CRSA lobbied and took the lead in advocating for significant additional mitigations. Cal Am agreed to spend up to $2.5 million for additional mitigation if the Cease and Desist Order was extended. Working with Monterey Peninsula Water Management District and Cal Am, CRSA put together a list of mitigation items needed on the Carmel River. With input from National Marine Fisheries Service, California Department of Fish & Wildlife and Cal Am, we determined which projects could obtain a permit and could be completed during the time the extension was to run.

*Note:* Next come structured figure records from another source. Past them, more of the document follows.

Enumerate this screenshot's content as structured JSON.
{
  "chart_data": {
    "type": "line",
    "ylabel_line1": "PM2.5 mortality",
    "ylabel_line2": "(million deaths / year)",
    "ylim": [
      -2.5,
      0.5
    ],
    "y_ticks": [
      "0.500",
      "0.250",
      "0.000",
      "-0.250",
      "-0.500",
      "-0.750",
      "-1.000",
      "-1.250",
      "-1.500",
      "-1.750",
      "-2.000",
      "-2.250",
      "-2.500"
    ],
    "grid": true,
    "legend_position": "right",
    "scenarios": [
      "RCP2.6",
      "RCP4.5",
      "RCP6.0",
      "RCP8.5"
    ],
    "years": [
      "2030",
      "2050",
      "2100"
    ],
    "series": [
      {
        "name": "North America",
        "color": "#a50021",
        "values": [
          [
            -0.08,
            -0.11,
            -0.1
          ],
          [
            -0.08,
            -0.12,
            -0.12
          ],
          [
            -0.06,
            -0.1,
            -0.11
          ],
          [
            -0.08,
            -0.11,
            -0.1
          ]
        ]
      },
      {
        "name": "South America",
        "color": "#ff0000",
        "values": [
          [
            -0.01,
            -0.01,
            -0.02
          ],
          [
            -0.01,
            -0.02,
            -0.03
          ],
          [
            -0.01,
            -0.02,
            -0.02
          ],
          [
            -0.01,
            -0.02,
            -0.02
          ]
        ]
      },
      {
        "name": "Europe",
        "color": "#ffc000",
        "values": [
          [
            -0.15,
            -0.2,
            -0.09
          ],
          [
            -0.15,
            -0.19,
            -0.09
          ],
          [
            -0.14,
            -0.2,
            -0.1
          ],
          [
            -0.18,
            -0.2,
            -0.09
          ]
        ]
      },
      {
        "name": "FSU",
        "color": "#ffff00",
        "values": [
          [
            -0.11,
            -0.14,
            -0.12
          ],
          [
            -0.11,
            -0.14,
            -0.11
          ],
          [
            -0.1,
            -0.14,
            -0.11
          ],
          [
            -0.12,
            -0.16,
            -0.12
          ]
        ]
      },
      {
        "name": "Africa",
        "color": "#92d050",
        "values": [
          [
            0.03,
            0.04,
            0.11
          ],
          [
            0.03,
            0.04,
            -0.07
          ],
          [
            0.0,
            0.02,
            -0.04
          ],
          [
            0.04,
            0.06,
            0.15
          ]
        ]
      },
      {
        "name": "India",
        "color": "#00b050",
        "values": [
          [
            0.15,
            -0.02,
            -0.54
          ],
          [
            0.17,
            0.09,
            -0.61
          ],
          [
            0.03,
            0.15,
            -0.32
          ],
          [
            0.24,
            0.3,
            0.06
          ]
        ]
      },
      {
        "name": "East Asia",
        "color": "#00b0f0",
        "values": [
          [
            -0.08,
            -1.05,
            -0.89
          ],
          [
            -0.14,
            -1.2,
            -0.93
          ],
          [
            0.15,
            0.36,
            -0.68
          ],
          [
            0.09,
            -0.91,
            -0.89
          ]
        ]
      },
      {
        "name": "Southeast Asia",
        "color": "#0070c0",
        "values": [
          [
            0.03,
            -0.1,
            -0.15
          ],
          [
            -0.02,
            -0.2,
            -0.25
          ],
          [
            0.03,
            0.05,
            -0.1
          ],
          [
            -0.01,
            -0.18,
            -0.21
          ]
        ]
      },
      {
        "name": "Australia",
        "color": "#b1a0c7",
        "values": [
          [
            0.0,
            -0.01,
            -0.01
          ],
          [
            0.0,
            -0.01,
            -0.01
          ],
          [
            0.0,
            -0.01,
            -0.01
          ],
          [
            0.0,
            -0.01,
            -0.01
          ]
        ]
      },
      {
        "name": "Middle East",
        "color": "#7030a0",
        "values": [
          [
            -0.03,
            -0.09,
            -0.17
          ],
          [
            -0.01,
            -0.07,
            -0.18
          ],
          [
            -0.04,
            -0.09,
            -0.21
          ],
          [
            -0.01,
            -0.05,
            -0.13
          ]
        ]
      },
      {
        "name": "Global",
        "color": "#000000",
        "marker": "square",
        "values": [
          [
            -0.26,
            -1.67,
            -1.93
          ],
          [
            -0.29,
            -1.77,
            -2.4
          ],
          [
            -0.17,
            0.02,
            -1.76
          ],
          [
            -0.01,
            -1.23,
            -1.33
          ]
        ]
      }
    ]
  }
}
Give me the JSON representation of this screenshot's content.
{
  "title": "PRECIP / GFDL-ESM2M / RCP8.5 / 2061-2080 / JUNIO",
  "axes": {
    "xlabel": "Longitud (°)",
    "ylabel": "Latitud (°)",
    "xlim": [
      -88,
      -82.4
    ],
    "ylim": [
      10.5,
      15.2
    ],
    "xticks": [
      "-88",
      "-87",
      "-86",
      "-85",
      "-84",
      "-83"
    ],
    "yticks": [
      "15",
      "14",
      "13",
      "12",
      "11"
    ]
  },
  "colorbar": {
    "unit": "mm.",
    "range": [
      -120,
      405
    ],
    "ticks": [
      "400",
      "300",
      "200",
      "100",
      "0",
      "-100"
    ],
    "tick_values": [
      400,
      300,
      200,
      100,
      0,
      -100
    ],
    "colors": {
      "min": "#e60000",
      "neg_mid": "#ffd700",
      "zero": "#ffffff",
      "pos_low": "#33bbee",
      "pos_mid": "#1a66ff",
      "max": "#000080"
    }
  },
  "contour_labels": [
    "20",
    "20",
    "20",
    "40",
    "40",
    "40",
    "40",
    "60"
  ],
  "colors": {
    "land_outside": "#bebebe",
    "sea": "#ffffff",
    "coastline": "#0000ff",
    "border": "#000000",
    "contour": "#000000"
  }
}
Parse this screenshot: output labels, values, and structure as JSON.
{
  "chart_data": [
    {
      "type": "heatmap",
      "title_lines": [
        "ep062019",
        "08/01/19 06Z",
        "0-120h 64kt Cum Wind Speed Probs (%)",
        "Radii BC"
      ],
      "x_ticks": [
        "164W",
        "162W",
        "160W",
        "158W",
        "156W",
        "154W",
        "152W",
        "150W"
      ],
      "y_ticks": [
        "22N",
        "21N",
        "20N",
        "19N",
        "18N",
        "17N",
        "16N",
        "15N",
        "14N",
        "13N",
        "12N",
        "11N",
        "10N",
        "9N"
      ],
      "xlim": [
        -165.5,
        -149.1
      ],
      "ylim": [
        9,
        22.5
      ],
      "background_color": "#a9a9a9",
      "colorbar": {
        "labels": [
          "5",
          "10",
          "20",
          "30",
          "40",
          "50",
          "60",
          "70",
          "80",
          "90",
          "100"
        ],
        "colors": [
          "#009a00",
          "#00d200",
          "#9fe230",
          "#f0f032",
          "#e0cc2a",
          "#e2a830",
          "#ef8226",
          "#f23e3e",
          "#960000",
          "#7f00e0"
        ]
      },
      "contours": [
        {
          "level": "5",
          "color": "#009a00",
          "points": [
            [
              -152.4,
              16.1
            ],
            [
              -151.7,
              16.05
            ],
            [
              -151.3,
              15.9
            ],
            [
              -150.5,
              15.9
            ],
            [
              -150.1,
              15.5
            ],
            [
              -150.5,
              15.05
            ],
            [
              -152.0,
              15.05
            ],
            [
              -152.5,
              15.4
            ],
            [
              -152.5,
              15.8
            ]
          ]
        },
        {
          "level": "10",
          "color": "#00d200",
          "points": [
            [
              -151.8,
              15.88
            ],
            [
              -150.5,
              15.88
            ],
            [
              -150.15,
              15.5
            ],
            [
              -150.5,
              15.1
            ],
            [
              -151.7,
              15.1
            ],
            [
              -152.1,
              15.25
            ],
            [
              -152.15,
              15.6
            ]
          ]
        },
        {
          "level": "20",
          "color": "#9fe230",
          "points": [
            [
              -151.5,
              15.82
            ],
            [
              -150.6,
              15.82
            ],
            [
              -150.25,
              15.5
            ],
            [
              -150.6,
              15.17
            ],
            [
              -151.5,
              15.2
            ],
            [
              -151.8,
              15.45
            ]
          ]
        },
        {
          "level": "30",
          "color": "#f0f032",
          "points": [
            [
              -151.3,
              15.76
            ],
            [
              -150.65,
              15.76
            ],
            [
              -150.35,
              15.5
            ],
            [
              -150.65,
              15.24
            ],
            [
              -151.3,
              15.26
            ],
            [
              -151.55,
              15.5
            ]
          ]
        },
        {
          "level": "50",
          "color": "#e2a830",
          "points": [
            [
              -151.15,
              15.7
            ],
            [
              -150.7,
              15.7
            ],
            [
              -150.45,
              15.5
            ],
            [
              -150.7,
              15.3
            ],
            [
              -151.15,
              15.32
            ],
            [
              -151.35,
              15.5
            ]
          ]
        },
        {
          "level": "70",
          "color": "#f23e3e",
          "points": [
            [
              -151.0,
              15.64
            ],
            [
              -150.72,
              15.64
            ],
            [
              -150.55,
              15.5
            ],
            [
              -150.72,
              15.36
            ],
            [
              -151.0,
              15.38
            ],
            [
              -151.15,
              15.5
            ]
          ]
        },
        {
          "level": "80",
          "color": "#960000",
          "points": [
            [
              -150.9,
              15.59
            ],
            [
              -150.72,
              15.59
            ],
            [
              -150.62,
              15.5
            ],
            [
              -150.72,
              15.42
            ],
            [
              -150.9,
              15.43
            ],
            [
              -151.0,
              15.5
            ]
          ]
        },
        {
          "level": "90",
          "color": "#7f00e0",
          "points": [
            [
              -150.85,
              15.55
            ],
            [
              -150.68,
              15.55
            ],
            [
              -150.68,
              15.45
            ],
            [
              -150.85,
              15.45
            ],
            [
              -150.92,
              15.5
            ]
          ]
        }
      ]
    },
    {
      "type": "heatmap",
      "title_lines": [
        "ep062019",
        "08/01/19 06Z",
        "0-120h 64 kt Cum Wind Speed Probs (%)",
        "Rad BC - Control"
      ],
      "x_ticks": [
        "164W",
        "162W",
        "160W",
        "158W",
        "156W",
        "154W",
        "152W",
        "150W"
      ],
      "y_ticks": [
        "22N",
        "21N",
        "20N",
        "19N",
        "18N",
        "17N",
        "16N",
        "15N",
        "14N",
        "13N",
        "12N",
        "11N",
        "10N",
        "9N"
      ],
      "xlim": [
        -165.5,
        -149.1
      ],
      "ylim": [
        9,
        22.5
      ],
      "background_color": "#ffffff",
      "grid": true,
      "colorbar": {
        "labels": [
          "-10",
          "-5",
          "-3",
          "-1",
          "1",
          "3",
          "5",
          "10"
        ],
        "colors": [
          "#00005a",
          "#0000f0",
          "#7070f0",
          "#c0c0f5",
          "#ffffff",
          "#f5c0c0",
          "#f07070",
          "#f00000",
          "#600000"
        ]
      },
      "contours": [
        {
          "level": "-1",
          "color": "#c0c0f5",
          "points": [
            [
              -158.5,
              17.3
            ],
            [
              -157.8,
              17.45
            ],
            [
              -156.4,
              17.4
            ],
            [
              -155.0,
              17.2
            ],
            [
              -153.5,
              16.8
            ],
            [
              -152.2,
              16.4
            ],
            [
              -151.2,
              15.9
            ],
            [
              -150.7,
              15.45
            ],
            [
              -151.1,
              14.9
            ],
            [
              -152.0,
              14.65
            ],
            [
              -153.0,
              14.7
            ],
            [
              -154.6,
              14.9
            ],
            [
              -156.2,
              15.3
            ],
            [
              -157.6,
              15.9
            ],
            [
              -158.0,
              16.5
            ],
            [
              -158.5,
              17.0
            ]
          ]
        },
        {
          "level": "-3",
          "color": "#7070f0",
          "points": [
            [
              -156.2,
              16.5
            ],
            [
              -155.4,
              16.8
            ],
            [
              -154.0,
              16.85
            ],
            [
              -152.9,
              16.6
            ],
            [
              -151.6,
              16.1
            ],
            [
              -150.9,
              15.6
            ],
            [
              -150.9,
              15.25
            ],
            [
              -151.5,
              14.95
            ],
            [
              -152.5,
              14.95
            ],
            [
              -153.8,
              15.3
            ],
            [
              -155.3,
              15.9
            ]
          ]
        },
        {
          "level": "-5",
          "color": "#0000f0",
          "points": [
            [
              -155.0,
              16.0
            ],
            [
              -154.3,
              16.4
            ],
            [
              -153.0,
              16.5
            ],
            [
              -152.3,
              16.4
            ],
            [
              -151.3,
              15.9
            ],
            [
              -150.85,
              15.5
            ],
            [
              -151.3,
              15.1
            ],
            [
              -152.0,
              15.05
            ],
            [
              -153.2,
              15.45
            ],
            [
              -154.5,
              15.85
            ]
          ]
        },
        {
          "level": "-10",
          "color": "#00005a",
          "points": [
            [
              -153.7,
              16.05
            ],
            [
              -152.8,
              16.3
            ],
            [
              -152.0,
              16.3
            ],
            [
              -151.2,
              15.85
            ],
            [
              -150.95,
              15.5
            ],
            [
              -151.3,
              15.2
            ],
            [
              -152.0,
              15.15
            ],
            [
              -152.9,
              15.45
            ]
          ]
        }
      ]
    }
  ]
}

Cal Am agreed to the following list of mitigation items and approximate costs:

  1. Additional spawning gravel injections below Los Padres reservoir ($0.2 million).
  2. Improvements to the existing upstream fish passage ladder and trap at Los Padres Dam ($0.2 million).
  3. Installation of a fish screen at the lower outlet pipe on Los Padres Dam ($0.8 million).
  4. A pit tagging program ($0.8 million).
  5. A through-reservoir survival study for Los Padres Reservoir ($0.5 million).

Cal Am agreed to a total of $2.5 million. These projects will be done in the order listed and, if some take more money than expected, the last on the list will either be shortened or eliminated.

CRSA believes that when the listed mitigations are implemented, steelhead will be in a better position to recover once water is restored to the river.